Beyoğlu'nun girişindeyken daha kulağımıza 'Zor Yıllar' çalınıyor, devam ediyoruz bu sefer 'Gündoğdu', Galatasaray'a gelene kadar 'Hatırla Sevgili' dizisinin soundtrack'inden daha üç parça sayıyoruz. En son en havalısı oluyor. 'Hatırla Sevgili' çalarken, caddede yürüyen bir genç adam yanındaki sevgilisini belinden tutuyor, iki dans figürü yapıyorlar ve gülerek yollarına devam ediyorlar. 'Hatırla Sevgili'nin müziklerini yapan Kemal Sahir Gürel'e bunu anlatınca, yalnızca gülümsüyor. Daha öncesinde 'Aşka Sürgün', 'Sultan Makamı', 'Yandım Ali' gibi dizilerin ve filmlerin müziklerini, Kazım Koyuncu, Gökhan Birben gibi sanatçıların albüm düzenlemelerini yapan Gürel, belli ki buna pek alışık. Önümüzdeki günlerde bunun gibi şeyler yaşayacağı da kesin. Çünkü şimdilerde yeni yayınlanmaya başlayacak 'Elveda Rumeli' dizisinin ve yakında vizyona girecek Hüseyin Karabey'in filmi 'Gitmek'in de müziklerini hazırlıyor. Ama önce Erdal Güney, Hüseyin Yıldız'la birlikte kotardıkları 'Hatırla Sevgili'nin keyfini sürmek var.
Daha dizi bitmeden müzikleri yayınlanmaz ama...
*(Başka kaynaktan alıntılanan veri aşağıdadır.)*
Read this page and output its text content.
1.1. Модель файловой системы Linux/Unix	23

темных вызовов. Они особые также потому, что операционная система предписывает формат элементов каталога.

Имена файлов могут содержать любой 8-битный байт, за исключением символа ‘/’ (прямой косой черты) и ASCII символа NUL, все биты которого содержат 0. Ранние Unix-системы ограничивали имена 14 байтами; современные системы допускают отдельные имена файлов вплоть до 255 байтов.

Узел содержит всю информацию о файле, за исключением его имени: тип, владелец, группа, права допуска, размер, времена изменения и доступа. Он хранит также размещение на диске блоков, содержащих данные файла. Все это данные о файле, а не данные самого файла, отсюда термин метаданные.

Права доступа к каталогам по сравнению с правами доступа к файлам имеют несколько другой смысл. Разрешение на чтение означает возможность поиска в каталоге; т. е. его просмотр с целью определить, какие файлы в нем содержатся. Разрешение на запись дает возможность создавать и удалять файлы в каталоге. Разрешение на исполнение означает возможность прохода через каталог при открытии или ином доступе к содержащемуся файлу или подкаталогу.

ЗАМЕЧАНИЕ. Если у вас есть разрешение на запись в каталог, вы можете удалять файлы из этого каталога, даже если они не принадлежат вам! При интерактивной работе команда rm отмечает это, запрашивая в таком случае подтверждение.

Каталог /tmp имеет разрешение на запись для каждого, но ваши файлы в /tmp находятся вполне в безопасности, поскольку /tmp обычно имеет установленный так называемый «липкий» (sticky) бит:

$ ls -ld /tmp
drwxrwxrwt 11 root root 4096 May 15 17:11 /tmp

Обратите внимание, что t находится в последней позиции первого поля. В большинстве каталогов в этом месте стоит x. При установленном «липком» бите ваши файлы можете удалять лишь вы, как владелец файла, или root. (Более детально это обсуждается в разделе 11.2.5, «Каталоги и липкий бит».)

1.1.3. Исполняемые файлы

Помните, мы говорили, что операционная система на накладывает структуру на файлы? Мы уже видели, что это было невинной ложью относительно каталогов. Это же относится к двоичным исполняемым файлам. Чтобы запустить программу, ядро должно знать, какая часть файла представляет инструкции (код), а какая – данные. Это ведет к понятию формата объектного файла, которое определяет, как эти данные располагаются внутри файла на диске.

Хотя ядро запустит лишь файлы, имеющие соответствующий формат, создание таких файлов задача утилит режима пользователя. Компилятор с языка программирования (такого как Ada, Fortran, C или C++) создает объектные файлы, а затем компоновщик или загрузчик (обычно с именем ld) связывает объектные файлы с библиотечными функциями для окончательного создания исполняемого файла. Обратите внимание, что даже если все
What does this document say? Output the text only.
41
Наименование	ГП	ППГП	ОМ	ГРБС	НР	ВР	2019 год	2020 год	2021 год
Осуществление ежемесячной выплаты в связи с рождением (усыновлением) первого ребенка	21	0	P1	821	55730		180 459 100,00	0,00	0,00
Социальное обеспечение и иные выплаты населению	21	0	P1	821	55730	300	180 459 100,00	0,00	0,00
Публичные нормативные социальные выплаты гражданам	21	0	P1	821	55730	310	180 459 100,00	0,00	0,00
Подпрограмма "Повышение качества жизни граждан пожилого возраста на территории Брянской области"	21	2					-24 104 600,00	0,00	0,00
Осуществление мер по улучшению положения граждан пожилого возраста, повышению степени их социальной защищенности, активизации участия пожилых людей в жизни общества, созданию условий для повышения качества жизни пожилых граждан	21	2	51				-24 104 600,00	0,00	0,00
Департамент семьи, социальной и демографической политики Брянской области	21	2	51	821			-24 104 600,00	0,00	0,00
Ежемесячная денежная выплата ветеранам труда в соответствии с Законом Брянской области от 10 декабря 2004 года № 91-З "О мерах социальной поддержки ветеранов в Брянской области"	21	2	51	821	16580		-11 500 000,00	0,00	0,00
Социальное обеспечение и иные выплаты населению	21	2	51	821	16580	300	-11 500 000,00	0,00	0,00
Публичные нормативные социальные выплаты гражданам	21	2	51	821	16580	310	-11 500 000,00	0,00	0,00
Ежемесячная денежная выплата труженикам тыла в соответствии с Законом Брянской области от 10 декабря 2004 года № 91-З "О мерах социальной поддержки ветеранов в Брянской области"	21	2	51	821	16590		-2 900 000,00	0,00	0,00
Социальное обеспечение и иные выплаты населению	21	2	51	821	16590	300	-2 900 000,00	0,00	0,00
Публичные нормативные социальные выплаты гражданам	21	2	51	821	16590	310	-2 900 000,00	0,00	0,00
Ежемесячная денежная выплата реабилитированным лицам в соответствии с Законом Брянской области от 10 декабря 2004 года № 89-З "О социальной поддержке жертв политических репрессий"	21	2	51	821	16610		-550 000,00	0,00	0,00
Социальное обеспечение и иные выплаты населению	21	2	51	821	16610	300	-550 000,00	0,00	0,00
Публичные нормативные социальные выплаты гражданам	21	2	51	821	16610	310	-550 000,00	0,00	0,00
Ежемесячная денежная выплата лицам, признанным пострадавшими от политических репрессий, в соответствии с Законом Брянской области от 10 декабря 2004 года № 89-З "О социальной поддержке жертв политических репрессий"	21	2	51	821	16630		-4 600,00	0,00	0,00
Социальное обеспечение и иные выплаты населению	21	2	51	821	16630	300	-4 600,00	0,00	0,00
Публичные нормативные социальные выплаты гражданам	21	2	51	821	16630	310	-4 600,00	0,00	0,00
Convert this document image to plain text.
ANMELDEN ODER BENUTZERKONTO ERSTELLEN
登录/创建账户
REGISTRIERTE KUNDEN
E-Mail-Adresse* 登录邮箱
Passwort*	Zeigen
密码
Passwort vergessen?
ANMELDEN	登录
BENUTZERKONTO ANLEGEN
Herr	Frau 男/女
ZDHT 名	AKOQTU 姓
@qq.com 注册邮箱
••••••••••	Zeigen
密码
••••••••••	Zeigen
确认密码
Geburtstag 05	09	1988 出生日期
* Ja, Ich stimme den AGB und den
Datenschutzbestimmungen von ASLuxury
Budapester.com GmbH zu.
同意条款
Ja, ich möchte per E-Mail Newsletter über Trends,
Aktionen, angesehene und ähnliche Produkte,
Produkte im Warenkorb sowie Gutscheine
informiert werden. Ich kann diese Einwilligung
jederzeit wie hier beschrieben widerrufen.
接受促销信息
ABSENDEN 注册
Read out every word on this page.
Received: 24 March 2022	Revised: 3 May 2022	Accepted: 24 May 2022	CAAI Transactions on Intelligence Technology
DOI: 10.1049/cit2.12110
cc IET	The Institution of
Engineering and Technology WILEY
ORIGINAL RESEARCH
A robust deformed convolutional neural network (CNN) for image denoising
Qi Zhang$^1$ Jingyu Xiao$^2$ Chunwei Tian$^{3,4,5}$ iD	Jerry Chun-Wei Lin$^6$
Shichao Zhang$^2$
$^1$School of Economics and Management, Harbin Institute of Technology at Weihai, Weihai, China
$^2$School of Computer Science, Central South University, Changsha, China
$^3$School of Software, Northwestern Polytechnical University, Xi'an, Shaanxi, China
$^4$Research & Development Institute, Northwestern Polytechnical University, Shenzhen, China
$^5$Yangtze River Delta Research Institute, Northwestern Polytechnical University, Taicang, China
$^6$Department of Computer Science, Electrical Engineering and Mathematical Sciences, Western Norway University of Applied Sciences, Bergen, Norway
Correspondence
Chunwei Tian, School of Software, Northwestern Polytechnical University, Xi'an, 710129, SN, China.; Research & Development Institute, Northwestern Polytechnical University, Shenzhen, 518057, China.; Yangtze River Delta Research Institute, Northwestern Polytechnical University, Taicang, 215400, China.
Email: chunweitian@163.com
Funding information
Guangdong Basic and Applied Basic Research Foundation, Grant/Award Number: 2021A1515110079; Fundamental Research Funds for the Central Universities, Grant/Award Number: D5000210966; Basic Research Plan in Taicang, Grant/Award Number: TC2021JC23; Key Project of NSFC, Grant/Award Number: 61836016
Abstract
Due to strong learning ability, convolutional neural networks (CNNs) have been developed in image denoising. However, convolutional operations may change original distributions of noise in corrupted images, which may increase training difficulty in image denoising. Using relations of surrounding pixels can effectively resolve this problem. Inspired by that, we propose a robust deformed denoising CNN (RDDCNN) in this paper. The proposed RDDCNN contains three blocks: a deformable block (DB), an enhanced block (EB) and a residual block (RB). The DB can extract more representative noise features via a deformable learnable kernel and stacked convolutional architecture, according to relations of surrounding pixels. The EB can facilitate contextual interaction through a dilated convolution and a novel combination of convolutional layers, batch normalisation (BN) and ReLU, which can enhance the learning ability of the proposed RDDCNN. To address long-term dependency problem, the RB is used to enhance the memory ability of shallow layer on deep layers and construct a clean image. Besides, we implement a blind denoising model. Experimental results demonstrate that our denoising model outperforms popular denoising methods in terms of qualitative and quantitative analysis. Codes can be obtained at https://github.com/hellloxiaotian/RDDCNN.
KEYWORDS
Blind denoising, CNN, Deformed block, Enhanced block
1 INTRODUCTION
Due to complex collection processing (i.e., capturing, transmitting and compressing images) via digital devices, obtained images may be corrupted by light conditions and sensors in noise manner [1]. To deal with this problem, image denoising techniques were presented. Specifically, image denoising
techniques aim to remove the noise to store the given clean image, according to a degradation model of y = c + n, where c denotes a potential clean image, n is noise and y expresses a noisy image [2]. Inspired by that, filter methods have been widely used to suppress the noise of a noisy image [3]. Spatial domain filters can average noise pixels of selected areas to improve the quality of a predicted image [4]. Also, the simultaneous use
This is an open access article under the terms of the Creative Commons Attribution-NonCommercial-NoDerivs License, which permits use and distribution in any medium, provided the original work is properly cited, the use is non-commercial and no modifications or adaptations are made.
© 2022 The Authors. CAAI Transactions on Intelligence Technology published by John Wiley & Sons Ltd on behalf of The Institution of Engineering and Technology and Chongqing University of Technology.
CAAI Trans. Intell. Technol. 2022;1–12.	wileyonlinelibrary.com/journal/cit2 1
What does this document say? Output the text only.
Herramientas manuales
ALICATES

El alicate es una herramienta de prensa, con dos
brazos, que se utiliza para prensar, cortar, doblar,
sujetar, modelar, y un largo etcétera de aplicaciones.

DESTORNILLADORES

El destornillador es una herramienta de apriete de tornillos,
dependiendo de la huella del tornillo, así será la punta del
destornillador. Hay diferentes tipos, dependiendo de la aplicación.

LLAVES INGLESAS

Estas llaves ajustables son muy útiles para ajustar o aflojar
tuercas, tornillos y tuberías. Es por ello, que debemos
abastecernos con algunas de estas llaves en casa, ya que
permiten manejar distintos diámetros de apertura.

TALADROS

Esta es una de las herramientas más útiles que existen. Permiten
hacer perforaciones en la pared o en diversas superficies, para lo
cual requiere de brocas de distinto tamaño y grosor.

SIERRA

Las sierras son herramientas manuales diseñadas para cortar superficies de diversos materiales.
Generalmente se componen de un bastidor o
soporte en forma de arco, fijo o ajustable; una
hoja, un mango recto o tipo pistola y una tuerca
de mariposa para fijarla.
Dizi yayınlanmaya başladıktan iki ay sonra 'Zor Yıllar' ve 'Yaralı Kalbim', Youtube'da bir milyonun üzerinde izlenmiş, yoğun bir cep telefonu indirmesi olmuş. Yaptığımız müziğin formatının düşürülerek ya da korsan yayınlanması bizi rahatsız ediyordu. Bu kadar ilgi görüyorsa orijinali olsun istedik. Bu öngörümüz de yanlış çıkmadı. Şu anda 40 binin üzerinde satışlar.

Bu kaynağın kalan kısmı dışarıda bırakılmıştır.